Beheer

Meestal worden alle volken (ongeveer 35 volken) van de Schierpopulatie gebruikt voor de teelt van de koninginnen: als teeltvolk, als pleegvolk of voor de vulling van de bevruchtingskastjes. Om verlies van genetisch materiaal in de Schiercarnica populatie te voorkomen is het beheer van bijenvolken gericht om koninginnen zo lang mogelijk te behouden. Dit gebeurt middels:

• Controle om de 10 dagen op doppen en eventuele doppen breken ter zwermverhindering of het plaatsen van een separator.
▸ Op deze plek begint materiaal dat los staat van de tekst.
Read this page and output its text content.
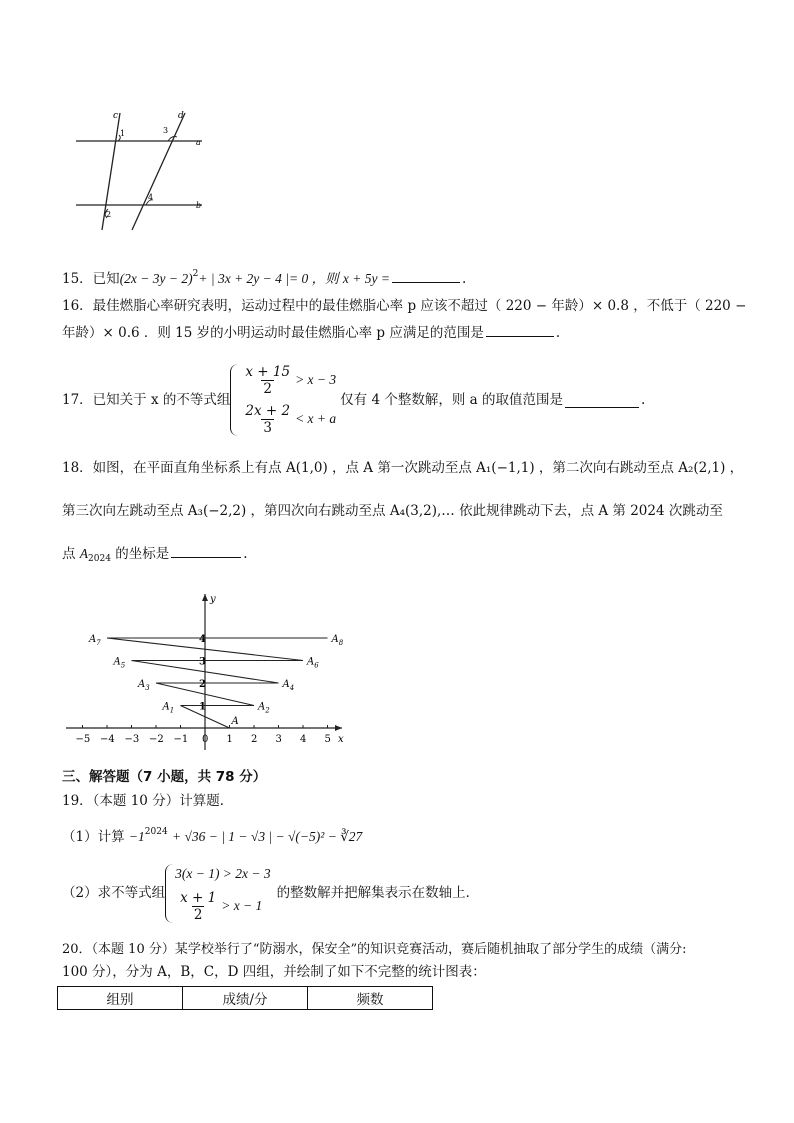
c	d
a
b
1
2
3
4
15．已知$(2x - 3y - 2)^2+$ | 3x + 2y − 4 |= 0 ，则 x + 5y =	.
16．最佳燃脂心率研究表明，运动过程中的最佳燃脂心率 p 应该不超过（ 220 − 年龄）× 0.8 ，不低于（ 220 −
年龄）× 0.6 ．则 15 岁的小明运动时最佳燃脂心率 p 应满足的范围是	.
17．已知关于 x 的不等式组
$\frac{x + 15}{2} > x - 3$
$\frac{2x + 2}{3} < x + a$
仅有 4 个整数解，则 a 的取值范围是	.
18．如图，在平面直角坐标系上有点 A(1,0) ，点 A 第一次跳动至点 A₁(−1,1) ，第二次向右跳动至点 A₂(2,1) ，
第三次向左跳动至点 A₃(−2,2) ，第四次向右跳动至点 A₄(3,2),… 依此规律跳动下去，点 A 第 2024 次跳动至
点 $A_{2024}$ 的坐标是	.
x
y
−5 −4 −3 −2 −1 0 1 2 3 4 5
1
2
3
4
A
$A_1$	$A_2$
$A_3$	$A_4$
$A_5$	$A_6$
$A_7$	$A_8$
三、解答题（7 小题，共 78 分）
19．（本题 10 分）计算题．
（1）计算 $-1^{2024} + √36$ − | 1 − √3 | − √(−5)² − ∛27
（2）求不等式组
3(x − 1) > 2x − 3
$\frac{x + 1}{2} > x - 1$
的整数解并把解集表示在数轴上．
20．（本题 10 分）某学校举行了“防溺水，保安全”的知识竞赛活动，赛后随机抽取了部分学生的成绩（满分:
100 分），分为 A，B，C，D 四组，并绘制了如下不完整的统计图表：
组别	成绩/分	频数
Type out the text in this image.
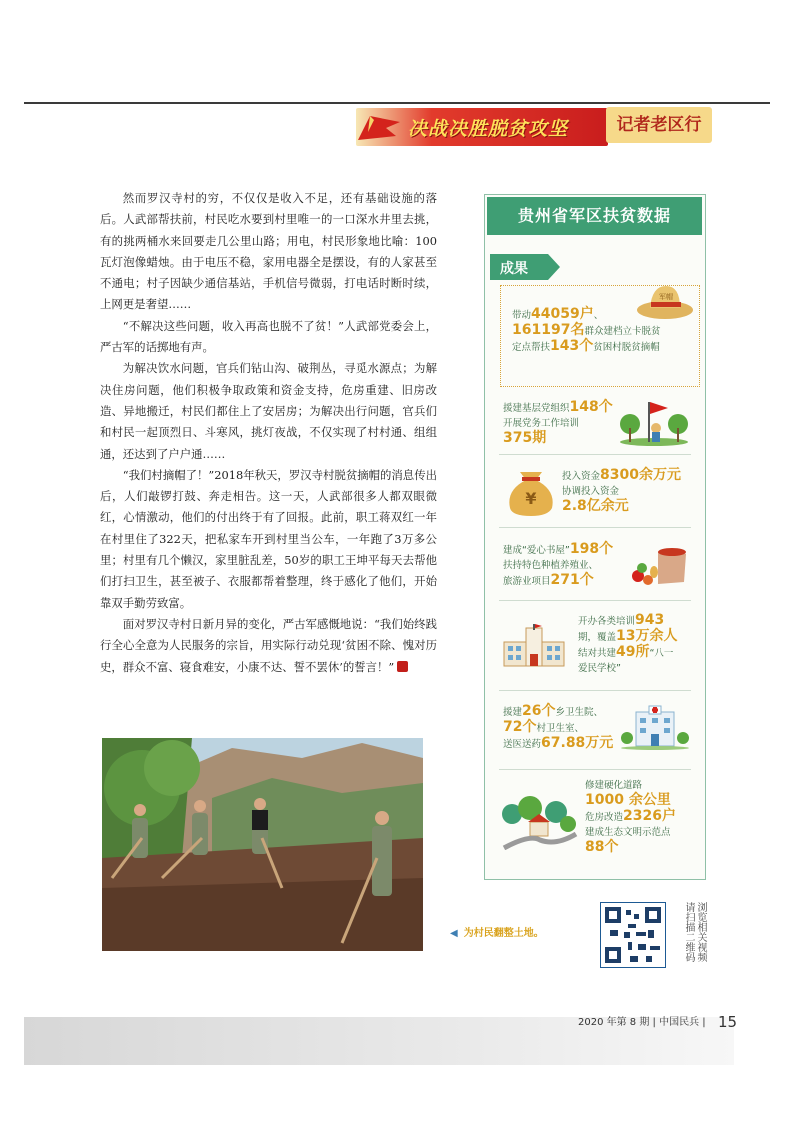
决战决胜脱贫攻坚	记者老区行

然而罗汉寺村的穷，不仅仅是收入不足，还有基础设施的落后。人武部帮扶前，村民吃水要到村里唯一的一口深水井里去挑，有的挑两桶水来回要走几公里山路；用电，村民形象地比喻：100瓦灯泡像蜡烛。由于电压不稳，家用电器全是摆设，有的人家甚至不通电；村子因缺少通信基站，手机信号微弱，打电话时断时续，上网更是奢望……

“不解决这些问题，收入再高也脱不了贫！”人武部党委会上，严古军的话掷地有声。

为解决饮水问题，官兵们钻山沟、破荆丛，寻觅水源点；为解决住房问题，他们积极争取政策和资金支持，危房重建、旧房改造、异地搬迁，村民们都住上了安居房；为解决出行问题，官兵们和村民一起顶烈日、斗寒风，挑灯夜战，不仅实现了村村通、组组通，还达到了户户通……

“我们村摘帽了！”2018年秋天，罗汉寺村脱贫摘帽的消息传出后，人们敲锣打鼓、奔走相告。这一天，人武部很多人都双眼微红，心情激动，他们的付出终于有了回报。此前，职工蒋双红一年在村里住了322天，把私家车开到村里当公车，一年跑了3万多公里；村里有几个懒汉，家里脏乱差，50岁的职工王坤平每天去帮他们打扫卫生，甚至被子、衣服都帮着整理，终于感化了他们，开始靠双手勤劳致富。

面对罗汉寺村日新月异的变化，严古军感慨地说：“我们始终践行全心全意为人民服务的宗旨，用实际行动兑现‘贫困不除、愧对历史，群众不富、寝食难安，小康不达、誓不罢休’的誓言！”

◀ 为村民翻整土地。	浏览相关视频请扫描二维码
贵州省军区扶贫数据
成果
军帽
带动44059户、
161197名群众建档立卡脱贫
定点帮扶143个贫困村脱贫摘帽
援建基层党组织148个
开展党务工作培训
375期
¥
投入资金8300余万元
协调投入资金
2.8亿余元
建成“爱心书屋”198个
扶持特色种植养殖业、
旅游业项目271个
开办各类培训943
期，覆盖13万余人
结对共建49所“八一
爱民学校”
援建26个乡卫生院、
72个村卫生室、
送医送药67.88万元
修建硬化道路
1000 余公里
危房改造2326户
建成生态文明示范点
88个
2020 年第 8 期 | 中国民兵 | 15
• Vervanging door een eigen dochter (moerdoppen/redcellen laten uitkomen) indien door zwermen of verongelukken de moer verdwenen was.

Controle volk  Lamsoor  

Na de koninginnenteelt worden de volken gecontroleerd en klaar gemaakt voor de lamsoordracht die eind juli begint. Tijdens de dracht is er nog controle op ruimte. Zo nodig wordt een extra bak geplaatst of worden een aantal honingraten geslingerd. Half augustus wordt geslingerd en de volken klaargemaakt voor inwintering op 2 broedbakken.
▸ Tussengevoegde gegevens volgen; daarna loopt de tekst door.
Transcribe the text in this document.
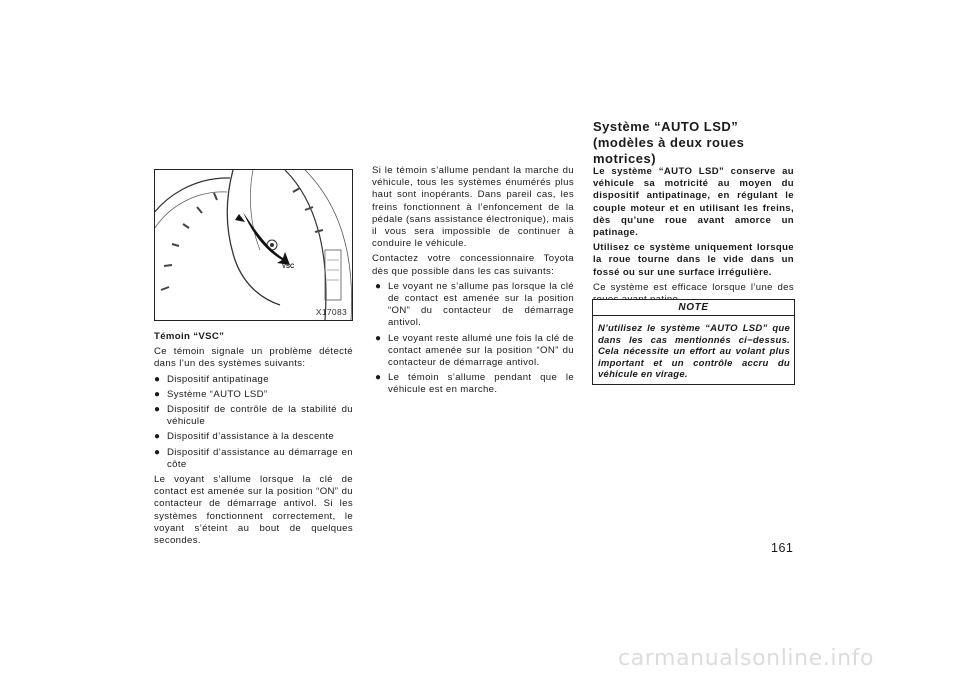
VSC
X17083

Témoin “VSC”

Ce témoin signale un problème détecté dans l’un des systèmes suivants:

● Dispositif antipatinage
● Système “AUTO LSD”
● Dispositif de contrôle de la stabilité du véhicule
● Dispositif d’assistance à la descente
● Dispositif d’assistance au démarrage en côte

Le voyant s’allume lorsque la clé de contact est amenée sur la position “ON” du contacteur de démarrage antivol. Si les systèmes fonctionnent correctement, le voyant s’éteint au bout de quelques secondes.

Si le témoin s’allume pendant la marche du véhicule, tous les systèmes énumérés plus haut sont inopérants. Dans pareil cas, les freins fonctionnent à l’enfoncement de la pédale (sans assistance électronique), mais il vous sera impossible de continuer à conduire le véhicule.

Contactez votre concessionnaire Toyota dès que possible dans les cas suivants:

● Le voyant ne s’allume pas lorsque la clé de contact est amenée sur la position “ON” du contacteur de démarrage antivol.
● Le voyant reste allumé une fois la clé de contact amenée sur la position “ON” du contacteur de démarrage antivol.
● Le témoin s’allume pendant que le véhicule est en marche.
Système “AUTO LSD” (modèles à deux roues motrices)

Le système “AUTO LSD” conserve au véhicule sa motricité au moyen du dispositif antipatinage, en régulant le couple moteur et en utilisant les freins, dès qu’une roue avant amorce un patinage.

Utilisez ce système uniquement lorsque la roue tourne dans le vide dans un fossé ou sur une surface irrégulière.

Ce système est efficace lorsque l’une des

NOTE
N’utilisez le système “AUTO LSD” que dans les cas mentionnés ci−dessus. Cela nécessite un effort au volant plus important et un contrôle accru du véhicule en virage.
161
carmanualsonline.info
Varroabestrijding  Varroabestrijding

Sinds 2003 wordt voor varroabestrijding mierenzuur met Liebigflesjes gebruikt. Dit gebeurt na het honing slingeren, begin september. Hiervoor is gekozen omdat niet gebruik gemaakt kan worden voor het weghalen van darrenbroed als extra maatregel voor varroabestrijding. Er wordt zelfs extra darrenraat ingehangen om een groter aantal darren te krijgen voor het bevruchten van de geteelde koninginnen. In december wordt preventief oxaalzuur toegepast.